知识作为人工智能技术的基础设施,对于语义理解和深度推理具有关键支撑作用。从人工智能概念出现伊始,研究者们一直致力于构建符号化知识库,分别从语言、实体、事件、规则、常识等不同侧面刻画和构建不同类型的知识库。近些年,预训练语言模型技术飞速发展,通过在海量数据上的预训练,预训练模型内部也已经习得大量参数化数值表示的知识。在当前以数据驱动为核心的人工智能时代,如何在神经网络模型中有效利用知识(包括符号化知识和参数化知识)是当前自然语言处理的核心难点之一。

本论文主要面向预训练语言模型中的知识利用问题,分别从知识迁移、知识筛选、知识激活三个具体任务开展研究。知识迁移任务是将一个模型的参数化知识迁移到另一个模型中来,知识筛选任务指的是从注入预训练语言模型的符号化知识中筛选出对模型推理有帮助的知识,而知识激活任务则是激活模型内化的参数化知识来增强模型在相应下游任务上的性能。针对上述任务,已有方法主要依据模型输入、输出两端数据约束模型的学习和优化过程,进而实现不同表示形式的知识的有效利用。然而,由于神经网络模型本身是一个包含海量参数的黑盒模型,上述知识利用策略仅仅实现了对于输入、输出数据的拟合,忽略了知识在模型当中的运行过程和运行方式,导致已有知识利用方法普遍存在性能低、不鲁棒、泛化差的问题。

针对这一问题,本论文尝试从可解释性角度出发,以问答、文本分类等具体自然语言处理任务为验证手段,探究基于解释增强的预训练语言模型知识利用方法。通过解释方法探究预训练语言模型在不同知识利用任务中的运行机制,根据解释结果提出改进方案来纠正其中的不合理行为,进而提升预训练语言模型在下游任务上的性能。本文主要研究内容和创新点总结如下:

1.基于解释增强的预训练语言模型参数化知识迁移方法

在预训练语言模型的知识迁移中,一个核心难题在于判断现有知识蒸馏方法是否能够完整地将教师模型的参数化知识迁移到学生模型。本研究从可解释性的视角出发,运用解释技术来分析学生模型与教师模型推理过程的相似性。研究发现在已有知识迁移方法中,学生模型虽然能够拟合教师模型的输出分布,但并未真正掌握教师模型的运行方式。这说明了学生模型在域内测试中表现良好,而在更具挑战性的域外测试等方面出现性能下降的原因。针对这一问题,本研究提出了一种基于解释指导的知识蒸馏框架。该框架整合了现有的三种主要解释方法,用来揭示模型的推理方式,并对其中计算复杂度较高的解释方法进行了效率优化,从而提高了整个框架的运行效率。值得一提的是,该框架不受限于模型架构相似性的要求,能够实现不同架构模型之间的知识迁移。在通用自然语言理解评测集上的实验结果验证了所提出方法的有效性。

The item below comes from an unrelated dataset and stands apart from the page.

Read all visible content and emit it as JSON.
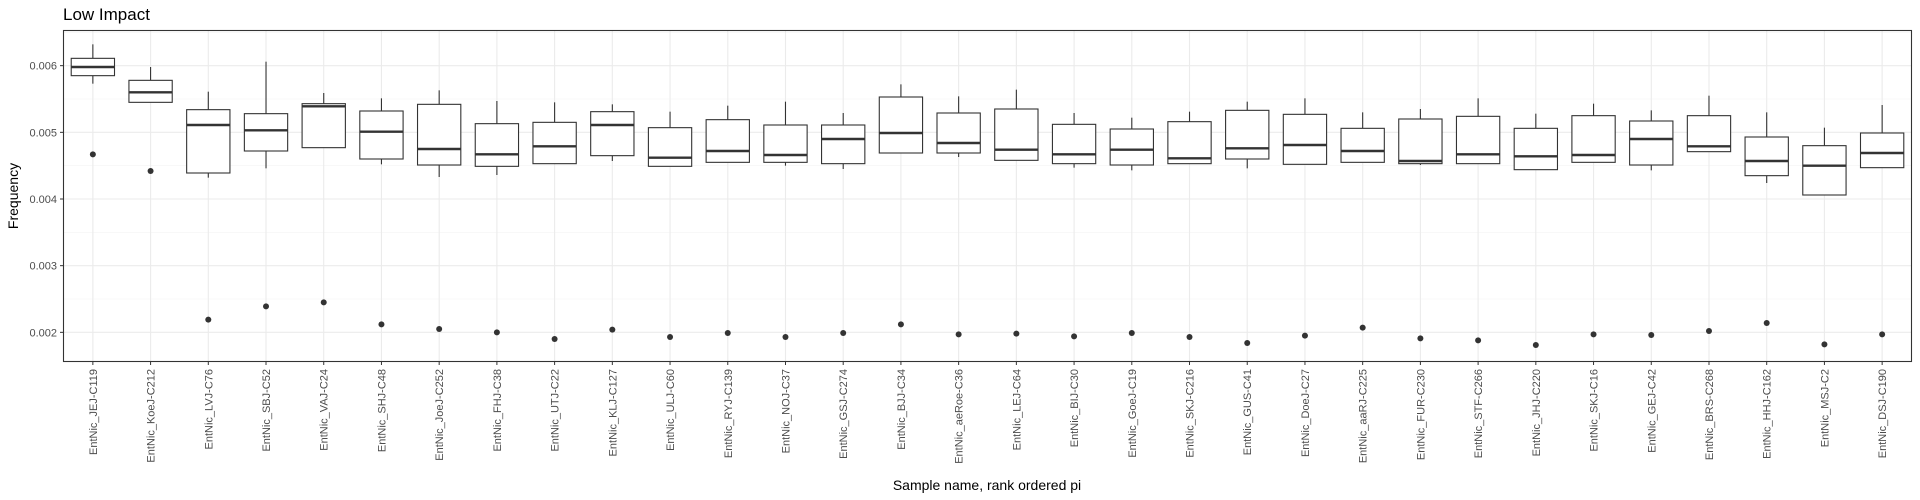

2.基于信息瓶颈的预训练语言模型外部符号化知识筛选方法

在知识增强的预训练语言模型的研究中,一个关键的挑战在于如何从外部大规模的符号化知识中筛选出对模型推理过程真正有益的知识。由于注入的外部知识往往数量庞大且包含大量冗余,传统知识注入方法可能并未真正有效地提升模型性能。本研究从可解释性的视角出发,发现大部分外部知识并未对推理过程产生实质性帮助。相反,注入少量真正有用的知识,可以进一步提升模型的性能。这一发现突出了知识筛选的重要性。受自解释框架先选择再预测机制的启发,结合互信息对知识图谱此类图结构数据间关联的良好度量,本研究提出了基于信息瓶颈的知识筛选方法。该方法先识别有效的知识,再根据这些知识进行预测。具体来说,通过知识筛选模块选择外部知识,利用正确答案对所选知识打分,结合端到端训练方式使得知识筛选模块能够筛选出支持正确答案的外部知识。同时,该方法针对常识推理任务提出优化目标,并针对优化目标中互信息项不可直接优化的问题,运用变分推断方法推导出可优化的上界便于模型训练。本研究所提出的知识筛选模块轻量且与模型无关,可以集成到任何知识增强模型中。在常识推理任务的多个数据集上进行实验,结果表明向模型仅注入筛选之后的知识在多个知识增强模型上均带来了进一步的性能提升,证明本文所提出的知识筛选模块能够有效去除冗余知识。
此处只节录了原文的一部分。